Come è successo con i seggiolini per auto stiamo facendo il contrario di ciò che servirebbe. Se ci dimentichiamo il bambino in auto (o di far partire la lavatrice, cose che sembrano equiparate come problemi, giacché la soluzione offerta è la medesima) offriamo un sistema elettronico – perciò fallibile sotto molteplici aspetti – per avvertirci. Un sistema che interferisce proprio – tra gli altri effetti collaterali – sulla memoria. Invece dovremmo preoccuparci del fatto che chi dimentica il bambino in auto forse è troppo stressato, forse è troppo distratto (e crede di poter fare 2-3 cose contemporaneamente, a causa – anche – della cellularemania), forse ha orari troppo stretti… e forse ha una scala di priorità in cui suo figlio non è – come dovrebbe essere – al 1° posto, ma è diventato una delle tante commissioni della giornata: passare in lavanderia, andare in ufficio, portare il bambino all’asilo, andare in palestra…). Su questi aspetti bisognerebbe aiutare le persone, non con lo studio di sistemi che ci permettono di continuare ad essere stressati, stanchi e alienati: non importas se hai dimenticato di far partire la lavatrice, con diecimila antenne in più potrai accenderla quando te lo ricordi – se te lo ricordi – a distanza. Non importa se ti sei dimenticato tuo figlio legato al seggiolino nell’auto sotto il sole. Il solito sistema di antenne manderà un segnale che te lo ricorderà. Ma tu l’hai dimenticato lo stesso, e un domani dimenticherai qualcosa per cui non c’è segnale.
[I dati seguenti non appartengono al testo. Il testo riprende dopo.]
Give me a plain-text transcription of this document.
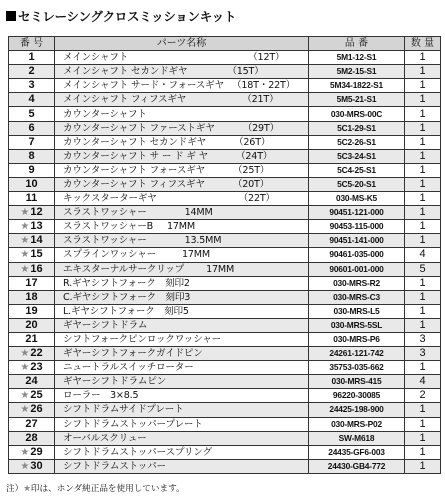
セミレーシングクロスミッションキット
番 号	パーツ名称	品 番	数 量
1	メインシャフト （12T）	5M1-12-S1	1
2	メインシャフト セカンドギヤ （15T）	5M2-15-S1	1
3	メインシャフト サード・フォースギヤ （18T・22T）	5M34-1822-S1	1
4	メインシャフト フィフスギヤ （21T）	5M5-21-S1	1
5	カウンターシャフト	030-MRS-00C	1
6	カウンターシャフト ファーストギヤ （29T）	5C1-29-S1	1
7	カウンターシャフト セカンドギヤ （26T）	5C2-26-S1	1
8	カウンターシャフト サ ー ド ギ ヤ （24T）	5C3-24-S1	1
9	カウンターシャフト フォースギヤ （25T）	5C4-25-S1	1
10	カウンターシャフト フィフスギヤ （20T）	5C5-20-S1	1
11	キックスターターギヤ （22T）	030-MS-K5	1
★12	スラストワッシャー 14MM	90451-121-000	1
★13	スラストワッシャーB 17MM	90453-115-000	1
★14	スラストワッシャー 13.5MM	90451-141-000	1
★15	スプラインワッシャー 17MM	90461-035-000	4
★16	エキスターナルサークリップ 17MM	90601-001-000	5
17	R.ギヤシフトフォーク　刻印2	030-MRS-R2	1
18	C.ギヤシフトフォーク　刻印3	030-MRS-C3	1
19	L.ギヤシフトフォーク　刻印5	030-MRS-L5	1
20	ギヤーシフトドラム	030-MRS-5SL	1
21	シフトフォークピンロックワッシャー	030-MRS-P6	3
★22	ギヤーシフトフォークガイドピン	24261-121-742	3
★23	ニュートラルスイッチローター	35753-035-662	1
24	ギヤーシフトドラムピン	030-MRS-415	4
★25	ローラー　3×8.5	96220-30085	2
★26	シフトドラムサイドプレート	24425-198-900	1
27	シフトドラムストッパープレート	030-MRS-P02	1
28	オーバルスクリュー	SW-M618	1
★29	シフトドラムストッパースプリング	24435-GF6-003	1
★30	シフトドラムストッパー	24430-GB4-772	1
注）★印は、ホンダ純正品を使用しています。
È sicuro e verificato: stiamo perdendo delle funzioni – tra cui la memoria – a causa dei dispositivi, e noi, invece di analizzare il problema, scegliamo la soluzione pià facile, che non dipende da te. Mi si dice: «Però così il bambino non muore…». Vero (forse), ma allora mentre inventiamo il dispositivo facciamo anche qualcosa per aiutare la persona (un percorso di psicoterapia? Un corso di consapevolezza? Un gruppo di auto-aiuto? Una terapia di coppia con la madre del bambino dimenticato? Invece no: deleghiamo a una macchina la paternità (in effetti è già stato fatto con la maternità – inseminazione artificiale, aghi guidati da un computer che impiantano l’ovulo fecondato – anch’esso meccanicamente – nell’utero eccetera).

L’avevo detto che non mi piacevano i LED!

«Nei primi anni del 2000 molte province hanno usufruito di fondi pubblici per installare antenne Wi-Fi nelle scuole e negli ospedali, mentre di recente si stanno installando sulle strade dei nuovi lampioni e luce LED (Light Emitting Diode, cioè  diodo a emissione luminosa) a basso consumo energetico, con sopra delle antenne Wi-Fi; peccato che le comunicazioni senza fili consumino 10 volte di più delle comunicazioni via cavo; così i lampioni da un lato comportano un risparmio energetico, ma dall’altro aumentano il consumo «per irradiare la popolazione con una radiazione potenzialmente nociva per la salute umana e degli altri esseri viventi», p. 33.

Pago il Canone da sempre!

«Non sorprende che in Italia l’unico programma televisivo che si è occupato più volte dei rischi connessi ai campi elettromagnetici sia Report, su Rai 3: nel 2011 […] ha denunciato il conflitto di interessi all’interno dell’OMS  e nel 2018, oltre ad affrontare per la prima volta la questione del 5G e dell’aumento esponenziale delle radiazioni nei luoghi pubblici, ha denunciato il conflitto di interessi di alcuni membri dell’ICNIRP [[1]…, NdR]. Rai 3 è un canale delle reti pubbliche che si sostengono grazie al canone pagato dai cittadini e, in parte, grazie agli inserzionisti privati. Per questo motivo, quando si sente parlare di proposte di taglio del canone televisivo, bisogna essere estremamente cauti e diffidenti, in quanto quel costo permette ai cittadini di ricevere un’informazione indipendente e critica», p. 190.

Cordless

La parola inglese significa, molto meno affascinantemente, «senza corda», intendendo per «corda» il cavo telefonico, che è l’unico a non esserci. Infatti il cordless ha il cavo elettrico, che collega la base a una presa e su cui occorre ricordarsi di metterlo ogni tanto, per caricarlo (quindi è un falso, libero, comodo, telefono senza filo); in più c’è il «filo» della connessione, che non si vede ma c’è, eccome! Compresi i danni che ne derivano. Anche il telefono senza fili:

«funziona sempre a radiofrequenza ed è equiparabile, come rischio al cellulare», p. 182.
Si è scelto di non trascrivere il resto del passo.